Runs without PostgreSQL and catches exactly the failure mode Claudony hit.
The Slack backend itself had been designed three weeks ago (spec r4), so the implementation was mostly translation. The interesting parts were two ordering decisions.
Thread continuity across restarts. Slack replies need a thread_ts — the timestamp
of the root message in the thread. Without it, your response appears as a new top-level
message instead of a reply. We cache (channelId, correlationId) → thread_ts in memory.
But a server restart wipes the cache. Without it, the next outbound message starts a
fresh Slack thread, silently fragmenting the conversation.
The answer is to back the in-memory cache with DB rows. SlackThreadCache (V24) holds
the same mapping persistently. On ChannelInitialisedEvent, SlackChannelBackend loads
all rows for that channel and pre-warms the cache. The overhead is one SELECT per channel
init — not per message — and one INSERT when a new commitment opens its first thread.
The write-before-dispatch race. The subtler problem: when does the cache entry get written?
The natural approach is to write the correlationId mapping after receiving the inbound
Slack message, then dispatch to the gateway. The gateway fires your message handlers.
If the agent is fast — running on a virtual thread, or just quick — it can send a RESPONSE
before the cache write lands, because the write happened after the dispatch call returned.
The post() handler looks up the cache, finds nothing, and creates a new top-level Slack
message instead of a thread reply.
The fix: write both the DB row and the in-memory entry before calling
gateway.receiveHumanMessage().
if (slackTs != null) {
threadCacheStore.save(channelRef.id(), corrId, slackTs); // DB first
threadCache.computeIfAbsent(channelRef.id(), k -> new ConcurrentHashMap<>())
.put(corrId, slackTs); // memory second
}
gateway.receiveHumanMessage(channelRef, // dispatch last
new InboundHumanMessage(senderId, content, receivedAt, metadata, corrId.toString(), null));
Obvious in hindsight. The natural mental model is receive → process → write state on the way out. Here, the state needs to be on the way in.
Two unexpected gotchas during integration testing.
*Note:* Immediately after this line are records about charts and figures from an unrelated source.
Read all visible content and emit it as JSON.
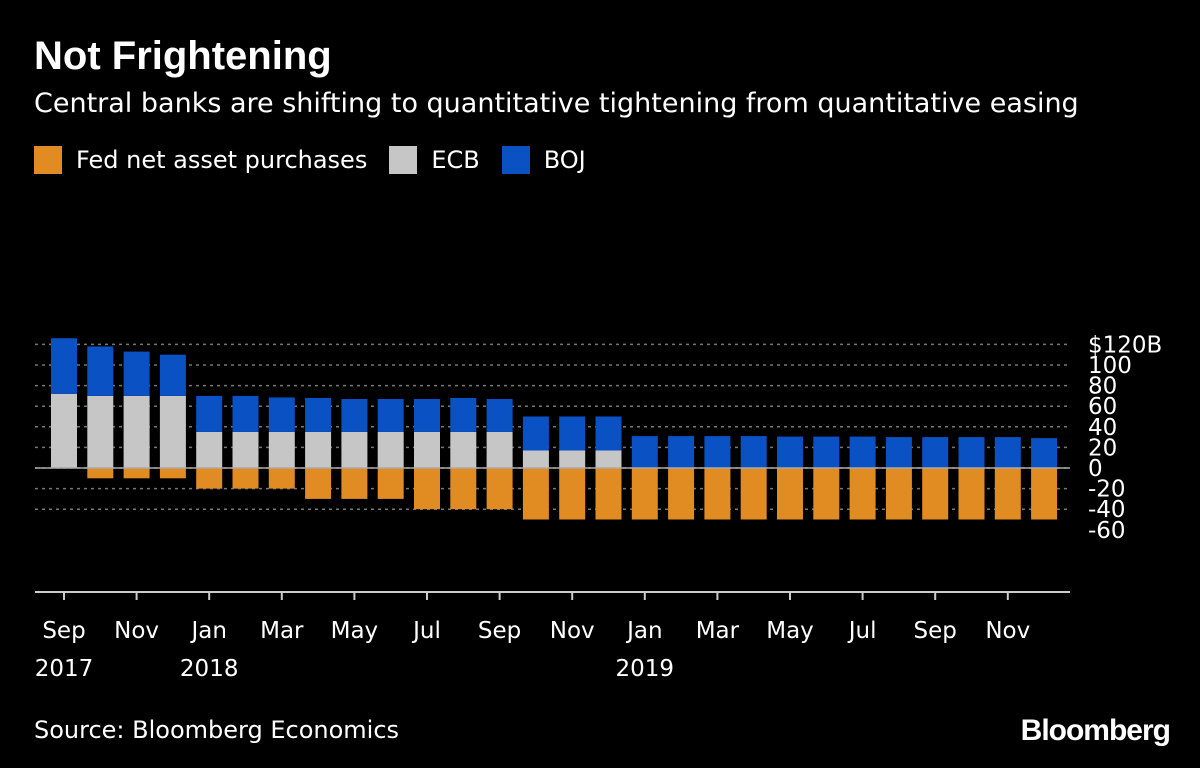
{
  "chart_data": {
    "type": "bar",
    "stacked": true,
    "title": "Not Frightening",
    "subtitle": "Central banks are shifting to quantitative tightening from quantitative easing",
    "categories": [
      "Sep 2017",
      "Oct 2017",
      "Nov 2017",
      "Dec 2017",
      "Jan 2018",
      "Feb 2018",
      "Mar 2018",
      "Apr 2018",
      "May 2018",
      "Jun 2018",
      "Jul 2018",
      "Aug 2018",
      "Sep 2018",
      "Oct 2018",
      "Nov 2018",
      "Dec 2018",
      "Jan 2019",
      "Feb 2019",
      "Mar 2019",
      "Apr 2019",
      "May 2019",
      "Jun 2019",
      "Jul 2019",
      "Aug 2019",
      "Sep 2019",
      "Oct 2019",
      "Nov 2019",
      "Dec 2019"
    ],
    "series": [
      {
        "name": "Fed net asset purchases",
        "color": "#E08C22",
        "values": [
          0,
          -10,
          -10,
          -10,
          -20,
          -20,
          -20,
          -30,
          -30,
          -30,
          -40,
          -40,
          -40,
          -50,
          -50,
          -50,
          -50,
          -50,
          -50,
          -50,
          -50,
          -50,
          -50,
          -50,
          -50,
          -50,
          -50,
          -50
        ]
      },
      {
        "name": "ECB",
        "color": "#C6C6C6",
        "values": [
          72,
          70,
          70,
          70,
          35,
          35,
          35,
          35,
          35,
          35,
          35,
          35,
          35,
          17,
          17,
          17,
          0,
          0,
          0,
          0,
          0,
          0,
          0,
          0,
          0,
          0,
          0,
          0
        ]
      },
      {
        "name": "BOJ",
        "color": "#0A52C3",
        "values": [
          54,
          48,
          43,
          40,
          35,
          35,
          33.5,
          33,
          32,
          32,
          32,
          33,
          32,
          33,
          33,
          33,
          31,
          31,
          31,
          31,
          30.5,
          30.5,
          30.5,
          30,
          30,
          30,
          30,
          29
        ]
      }
    ],
    "xtick_labels": [
      {
        "m": "Sep",
        "y": "2017"
      },
      {
        "m": "Nov",
        "y": ""
      },
      {
        "m": "Jan",
        "y": "2018"
      },
      {
        "m": "Mar",
        "y": ""
      },
      {
        "m": "May",
        "y": ""
      },
      {
        "m": "Jul",
        "y": ""
      },
      {
        "m": "Sep",
        "y": ""
      },
      {
        "m": "Nov",
        "y": ""
      },
      {
        "m": "Jan",
        "y": "2019"
      },
      {
        "m": "Mar",
        "y": ""
      },
      {
        "m": "May",
        "y": ""
      },
      {
        "m": "Jul",
        "y": ""
      },
      {
        "m": "Sep",
        "y": ""
      },
      {
        "m": "Nov",
        "y": ""
      }
    ],
    "yticks": [
      120,
      100,
      80,
      60,
      40,
      20,
      0,
      -20,
      -40,
      -60
    ],
    "ytick_labels": [
      "$120B",
      "100",
      "80",
      "60",
      "40",
      "20",
      "0",
      "-20",
      "-40",
      "-60"
    ],
    "ylim": [
      -60,
      125
    ],
    "legend": "top-left",
    "grid": true
  },
  "source": "Source: Bloomberg Economics",
  "logo": "Bloomberg"
}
After a JPQL bulk DELETE in deleteByChannelId, em.find() returned the deleted entity
from Hibernate’s L1 cache. The row was gone from H2; the persistence context still had
it. Switching findByChannelId to a JPQL SELECT query was the surgical fix — JPQL queries
go to the DB rather than reading from the first-level cache.
The bigger surprise was quarkus.hibernate-orm.qhorus.packages. The qhorus PU only scans
io.casehub.qhorus.runtime and io.casehub.ledger.runtime. The new slack entities live
in io.casehub.qhorus.slack. Without that package in the test configuration, Hibernate
throws Unknown entity type even though the jar is Jandex-indexed. Any future optional
qhorus module that ships JPA entities will hit the same wall.
The module builds clean and the issue is closed. The thread cache is the part worth remembering — not for Slack specifically, but for any system where a correlation mapping must exist before the first handler fires.